Namun jumlah korban kemungkinan akan lebih tinggi, mencapai ribuan, kata Tamer Ramadan, utusan Libya untuk Federasi Palang Merah dan Bulan Sabit Merah Internasional.
Dia mengatakan pada pengarahan PBB di Jenewa melalui konferensi video dari Tunisia bahwa setidaknya 10.000 orang masih hilang. Dia mengatakan Selasa malam bahwa lebih dari 40.000 orang telah mengungsi.
Situasi di Libya “sama buruknya dengan situasi di Maroko,” kata Ramadan, mengacu pada gempa mematikan yang melanda dekat kota Marrakesh pada Jumat malam.

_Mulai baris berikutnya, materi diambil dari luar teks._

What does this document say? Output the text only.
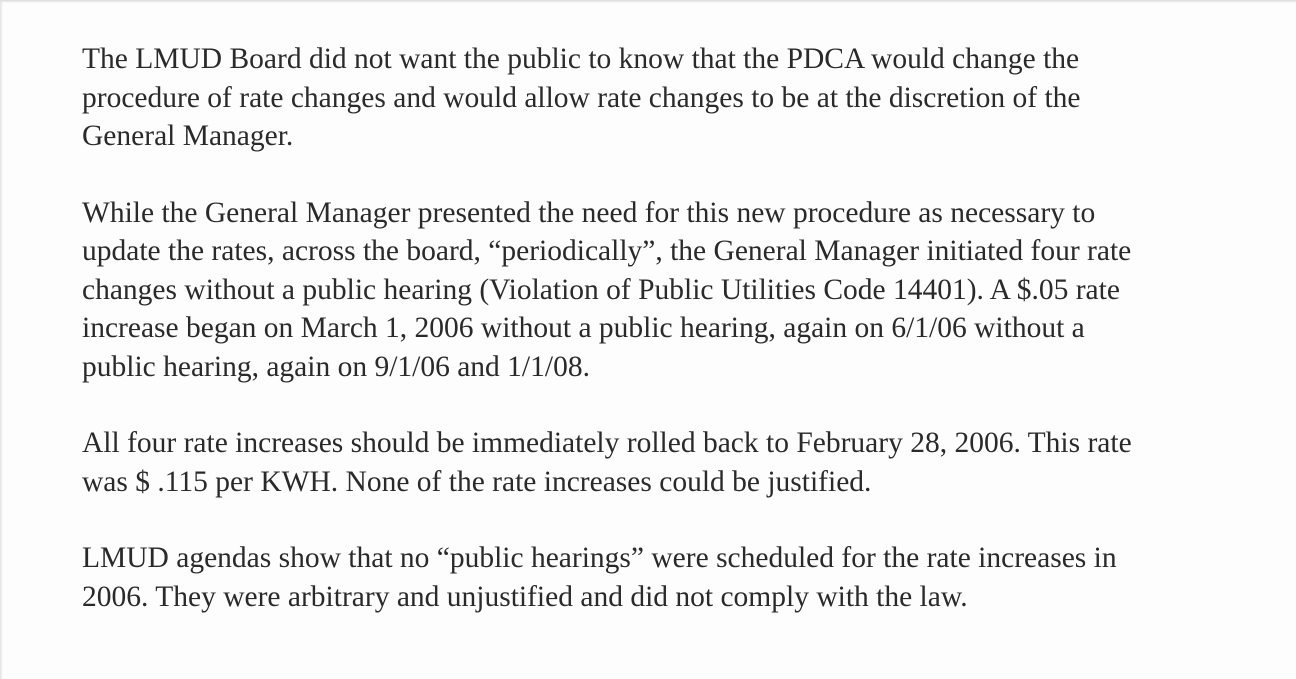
The LMUD Board did not want the public to know that the PDCA would change the
procedure of rate changes and would allow rate changes to be at the discretion of the
General Manager.

While the General Manager presented the need for this new procedure as necessary to
update the rates, across the board, “periodically”, the General Manager initiated four rate
changes without a public hearing (Violation of Public Utilities Code 14401). A $.05 rate
increase began on March 1, 2006 without a public hearing, again on 6/1/06 without a
public hearing, again on 9/1/06 and 1/1/08.

All four rate increases should be immediately rolled back to February 28, 2006. This rate
was $ .115 per KWH. None of the rate increases could be justified.

LMUD agendas show that no “public hearings” were scheduled for the rate increases in
2006. They were arbitrary and unjustified and did not comply with the law.
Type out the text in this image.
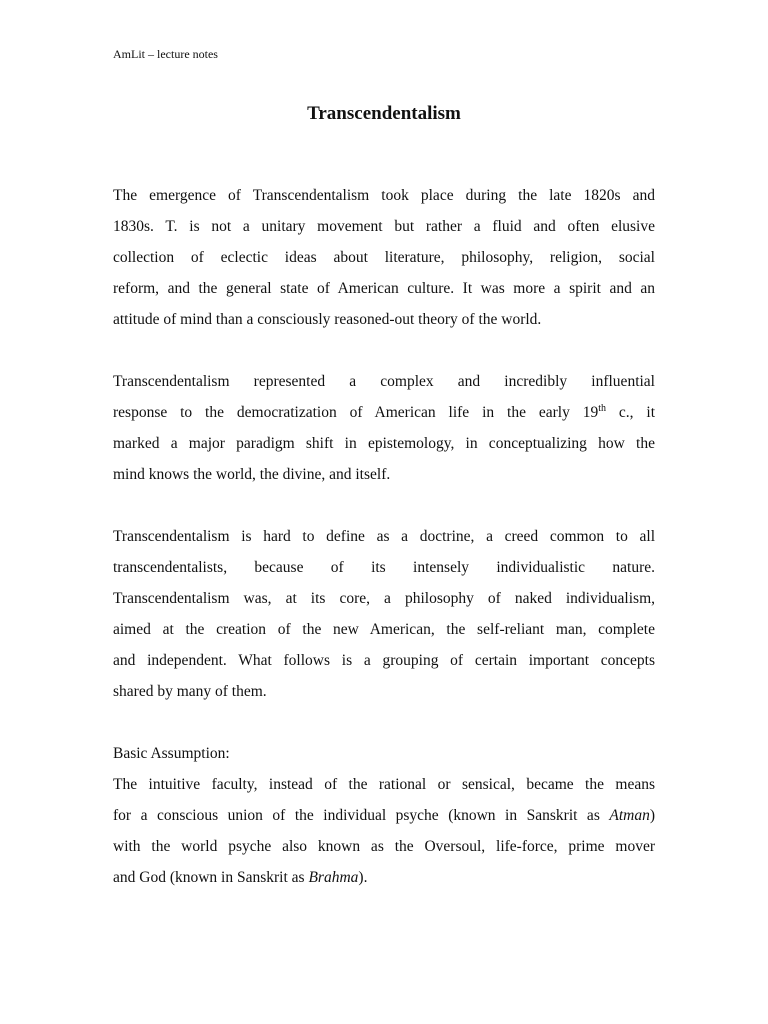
AmLit – lecture notes
Transcendentalism

The emergence of Transcendentalism took place during the late 1820s and
1830s. T. is not a unitary movement but rather a fluid and often elusive
collection of eclectic ideas about literature, philosophy, religion, social
reform, and the general state of American culture. It was more a spirit and an
attitude of mind than a consciously reasoned-out theory of the world.

Transcendentalism represented a complex and incredibly influential
response to the democratization of American life in the early 19th c., it
marked a major paradigm shift in epistemology, in conceptualizing how the
mind knows the world, the divine, and itself.

Transcendentalism is hard to define as a doctrine, a creed common to all
transcendentalists, because of its intensely individualistic nature.
Transcendentalism was, at its core, a philosophy of naked individualism,
aimed at the creation of the new American, the self-reliant man, complete
and independent. What follows is a grouping of certain important concepts
shared by many of them.

Basic Assumption:
The intuitive faculty, instead of the rational or sensical, became the means
for a conscious union of the individual psyche (known in Sanskrit as Atman)
with the world psyche also known as the Oversoul, life-force, prime mover
and God (known in Sanskrit as Brahma).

Kehancuran terjadi di Derna dan bagian lain Libya timur pada Minggu malam. Saat badai menghantam pantai, warga Derna mengatakan mereka mendengar ledakan keras dan menyadari bahwa bendungan di luar kota telah runtuh.
Banjir bandang melanda Wadi Derna, sungai yang mengalir dari pegunungan melalui kota dan menuju laut.

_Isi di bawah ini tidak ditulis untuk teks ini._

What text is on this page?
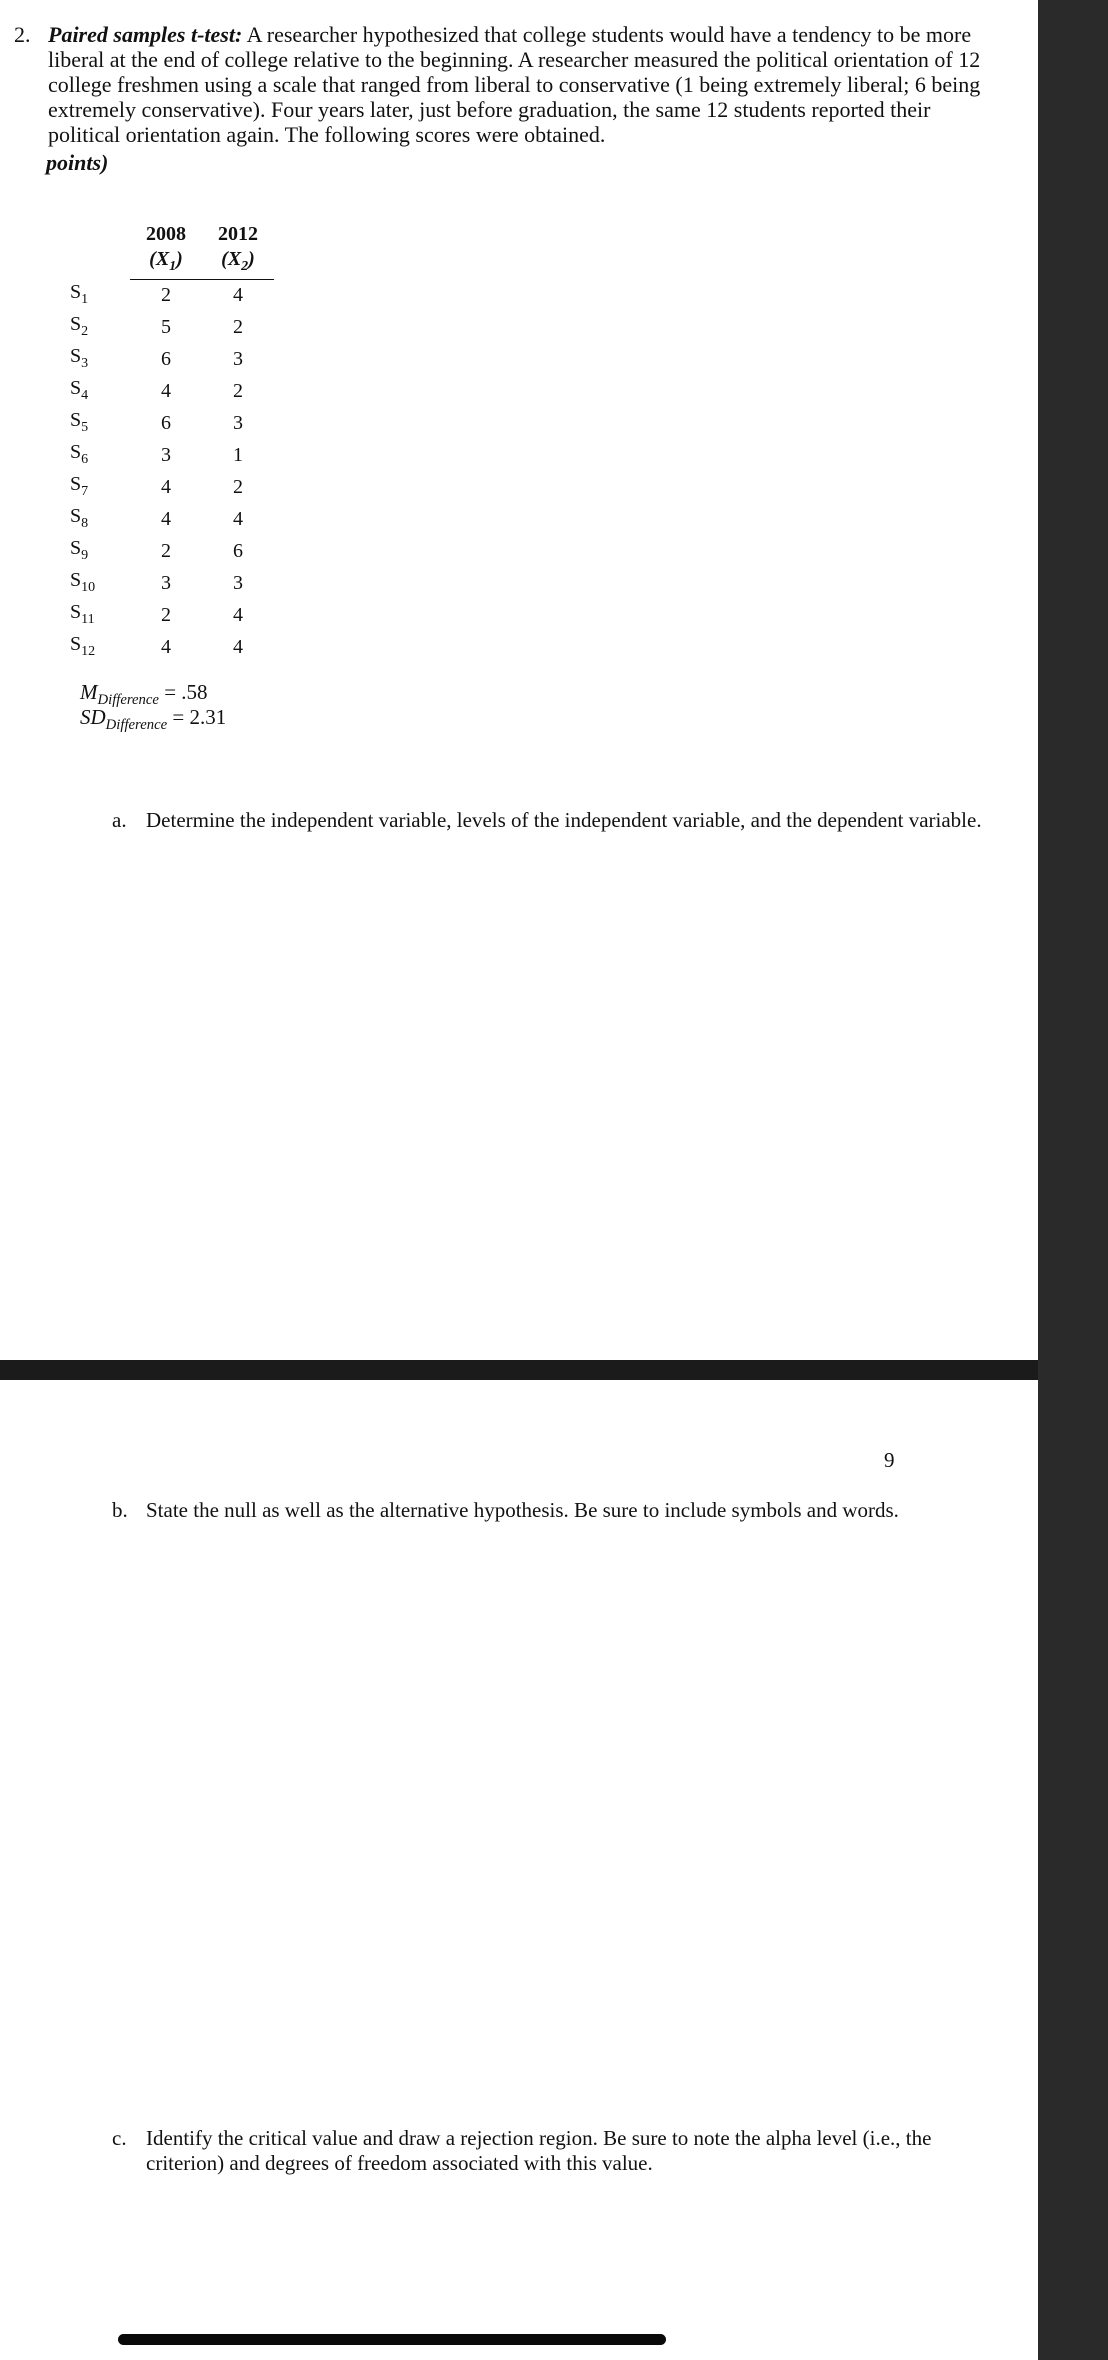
2. Paired samples t-test: A researcher hypothesized that college students would have a tendency to be more liberal at the end of college relative to the beginning. A researcher measured the political orientation of 12 college freshmen using a scale that ranged from liberal to conservative (1 being extremely liberal; 6 being extremely conservative). Four years later, just before graduation, the same 12 students reported their political orientation again. The following scores were obtained.
points)
	2008	2012
	$(X_1)$	$(X_2)$
$S_1$	2	4
$S_2$	5	2
$S_3$	6	3
$S_4$	4	2
$S_5$	6	3
$S_6$	3	1
$S_7$	4	2
$S_8$	4	4
$S_9$	2	6
$S_{10}$	3	3
$S_{11}$	2	4
$S_{12}$	4	4
$M_{Difference} = .58$
$SD_{Difference} = 2.31$
a. Determine the independent variable, levels of the independent variable, and the dependent variable.
9
b. State the null as well as the alternative hypothesis. Be sure to include symbols and words.
c. Identify the critical value and draw a rejection region. Be sure to note the alpha level (i.e., the criterion) and degrees of freedom associated with this value.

Dinding air “menghapus segala sesuatu yang menghalanginya,” kata seorang warga, Ahmed Abdalla.
Video yang diunggah secara online oleh warga menunjukkan petak besar lumpur dan puing-puing di mana air yang mengamuk menyapu pemukiman di kedua tepian sungai.
Gedung-gedung apartemen bertingkat yang dulunya jauh dari sungai, bagian depannya terkoyak dan lantai betonnya runtuh. Mobil-mobil yang terangkat akibat banjir dibiarkan bertumpukan.
Pusat Meteorologi Nasional Libya mengatakan pada hari Selasa bahwa pihaknya mengeluarkan peringatan dini untuk Badai Daniel, sebuah “peristiwa cuaca ekstrem,” 72 jam sebelum kejadian tersebut, dan memberi tahu semua otoritas pemerintah melalui email dan media … “mendesak mereka untuk mengambil tindakan pencegahan.” Dikatakan bahwa Bayda mencatat rekor curah hujan 414,1 milimeter (16,3 inci) dari Minggu hingga Senin.